Immunotherapy for Recurrent Ependymomas in Children Treatment for Recurrent Ependymomas Using HLA-A2 Restricted Tumor Antigen Peptides in Combination With Imiquimod

Inclusion Criteria: All grades of ependymoma are eligible.

- Patients must have recurrent/progressive ependymoma that has progressed or recurred
after initial adjuvant therapy.

- HLA-A2 positive based on flow cytometry performed at the University of Pittsburgh.

- Patients must have previously received standard initial therapy including attempted
gross total resection, where safely feasible, and in appropriate circumstances (e.g.,
those older than one year at initial diagnosis, with non-metastatic tumors and at
least microscopic residual disease), involved field fractionated radiation therapy
(RT). Patients may have received re-irradiation but not to the index lesion within 4
weeks.

- Patients must be clinically stable and off or on low-dose (no more than 0.1 mg/kg/day,
max 4 mg/day Dexamethasone) corticosteroid for at least one week prior to study
registration.

- Patients must be ≥ 12 months and <22 years of age at the time of study registration.

- Patients must have a performance status of ≥ 70; (Karnofsky if > 16 years and Lansky
if ≤ 16 years of age).

- Patients may have non-bulky, asymptomatic metastatic disease.

- Males and females must agree to use effective birth control methods during the course
of vaccination (from the first vaccine to two weeks after the last vaccine).

- Patients must be free of systemic infection requiring IV antibiotics at the time of
registration and off IV antibiotics for at least 7 days prior to registration.

- Patients must have adequate organ function as measured by:

- Bone marrow: ANC > 1,000/µl; Platelets > 100,000/µl (transfusion independent);
ALC ≥ 500/µl; Hemoglobin >8 g/dl (may be transfused).

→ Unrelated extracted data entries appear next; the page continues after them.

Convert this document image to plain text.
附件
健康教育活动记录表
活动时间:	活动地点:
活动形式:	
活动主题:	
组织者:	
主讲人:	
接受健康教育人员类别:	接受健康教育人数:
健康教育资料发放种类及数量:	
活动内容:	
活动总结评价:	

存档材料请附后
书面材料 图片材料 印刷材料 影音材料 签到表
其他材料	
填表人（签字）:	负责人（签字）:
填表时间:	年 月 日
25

- Hepatic: bilirubin ≤ 1.5x institutional normal for age; SGPT (ALT) < 3x
institutional normal

- Renal: Serum creatinine based on age or creatinine clearance or radioisotope GFR
> 70 ml/min/1.73 m²

- Patients must have recovered from the toxic effects of prior therapy and be at least 3
weeks from the last dose of standard cytotoxic chemotherapy or myelosuppressive
biological therapy, at least one week from the last dose of non-myelosuppressive
biological therapy and at least 4 weeks from the completion of radiation therapy.

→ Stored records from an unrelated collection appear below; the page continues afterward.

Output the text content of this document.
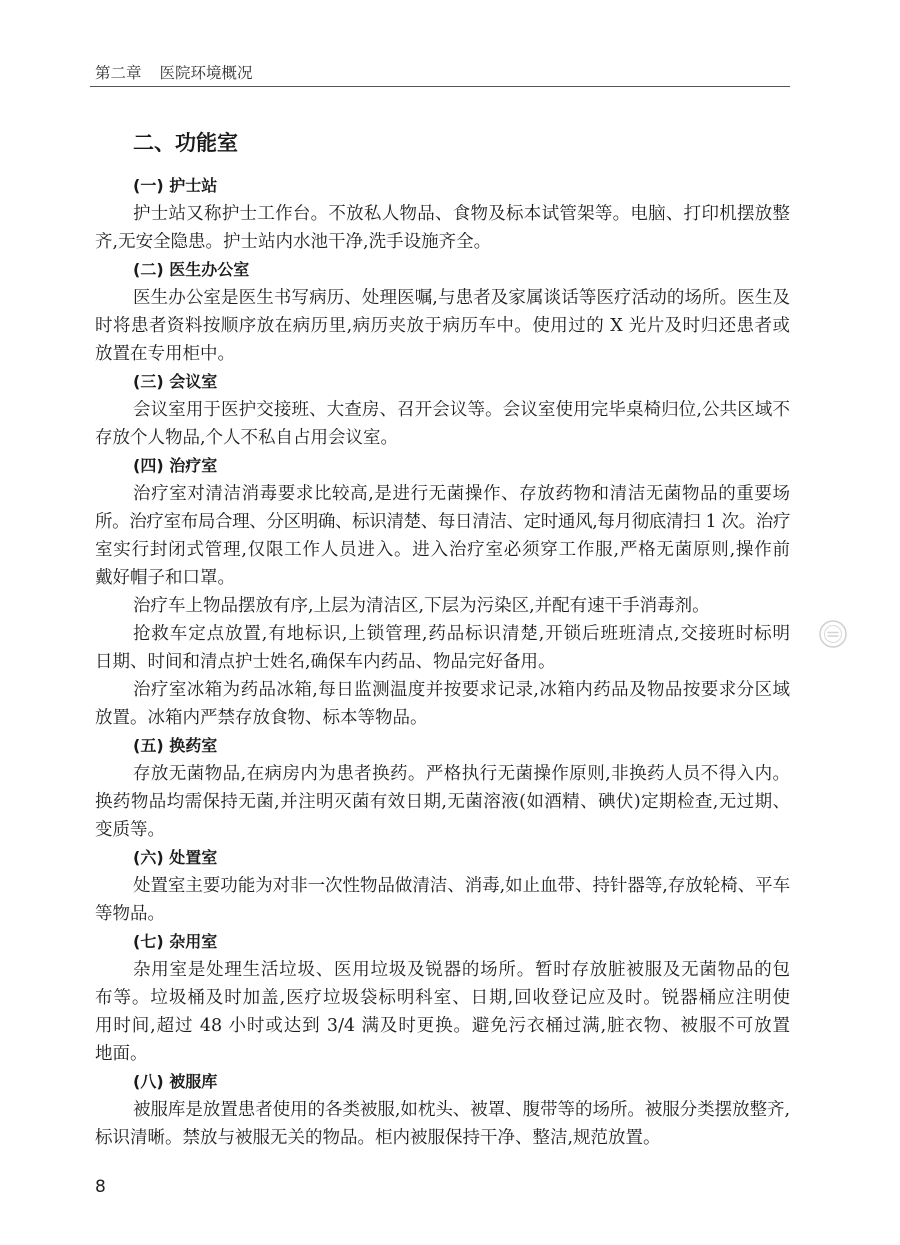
第二章 医院环境概况
二、功能室
(一) 护士站
护士站又称护士工作台。不放私人物品、食物及标本试管架等。电脑、打印机摆放整
齐,无安全隐患。护士站内水池干净,洗手设施齐全。
(二) 医生办公室
医生办公室是医生书写病历、处理医嘱,与患者及家属谈话等医疗活动的场所。医生及
时将患者资料按顺序放在病历里,病历夹放于病历车中。使用过的 X 光片及时归还患者或
放置在专用柜中。
(三) 会议室
会议室用于医护交接班、大查房、召开会议等。会议室使用完毕桌椅归位,公共区域不
存放个人物品,个人不私自占用会议室。
(四) 治疗室
治疗室对清洁消毒要求比较高,是进行无菌操作、存放药物和清洁无菌物品的重要场
所。治疗室布局合理、分区明确、标识清楚、每日清洁、定时通风,每月彻底清扫 1 次。治疗
室实行封闭式管理,仅限工作人员进入。进入治疗室必须穿工作服,严格无菌原则,操作前
戴好帽子和口罩。
治疗车上物品摆放有序,上层为清洁区,下层为污染区,并配有速干手消毒剂。
抢救车定点放置,有地标识,上锁管理,药品标识清楚,开锁后班班清点,交接班时标明
日期、时间和清点护士姓名,确保车内药品、物品完好备用。
治疗室冰箱为药品冰箱,每日监测温度并按要求记录,冰箱内药品及物品按要求分区域
放置。冰箱内严禁存放食物、标本等物品。
(五) 换药室
存放无菌物品,在病房内为患者换药。严格执行无菌操作原则,非换药人员不得入内。
换药物品均需保持无菌,并注明灭菌有效日期,无菌溶液(如酒精、碘伏)定期检查,无过期、
变质等。
(六) 处置室
处置室主要功能为对非一次性物品做清洁、消毒,如止血带、持针器等,存放轮椅、平车
等物品。
(七) 杂用室
杂用室是处理生活垃圾、医用垃圾及锐器的场所。暂时存放脏被服及无菌物品的包
布等。垃圾桶及时加盖,医疗垃圾袋标明科室、日期,回收登记应及时。锐器桶应注明使
用时间,超过 48 小时或达到 3/4 满及时更换。避免污衣桶过满,脏衣物、被服不可放置
地面。
(八) 被服库
被服库是放置患者使用的各类被服,如枕头、被罩、腹带等的场所。被服分类摆放整齐,
标识清晰。禁放与被服无关的物品。柜内被服保持干净、整洁,规范放置。
8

- Patients must have no overt cardiac, gastrointestinal, pulmonary, or psychiatric
disease.

Patients must be willing to travel to Pittsburgh to receive the vaccine. Visits: Every 3
weeks x 9, then every 6 weeks x 12 depending on response/side effects

Exclusion Criteria:

- Patients living outside of North America are not eligible.

- Patients must be off concurrent treatment or medications for at least 1 week
including: Interferon (e.g. Intron-A®), allergy desensitization injetions, growth
factors (e.g. Pricrut®, Aranesp®, Neulasta®), interleukins (e.g. Proleukin®), and any
investigational therapeutic medication.

- Patients must not have a history of any immune system disorder or laboratory
abnormality or any condition that could potentially alter immune function.

- Use of immunosuppressives within four weeks prior to study entry or anticipated use of
immunosuppressive agents. Patients must be on no more than 0.1 mg/kg/day, max 4 mg/day
dexamethasone for at least one week before study registration. Topical corticosteroids
are acceptable.

- Patients with a known immune deficiency.

- Pregnancy or breastfeeding. Female patients who are post-menarchal must have a
documented negative pregnancy test.

- Tetanus vaccine during therapy or within 1 week prior to enrollment.

- Patients who have received prior immunotherapy.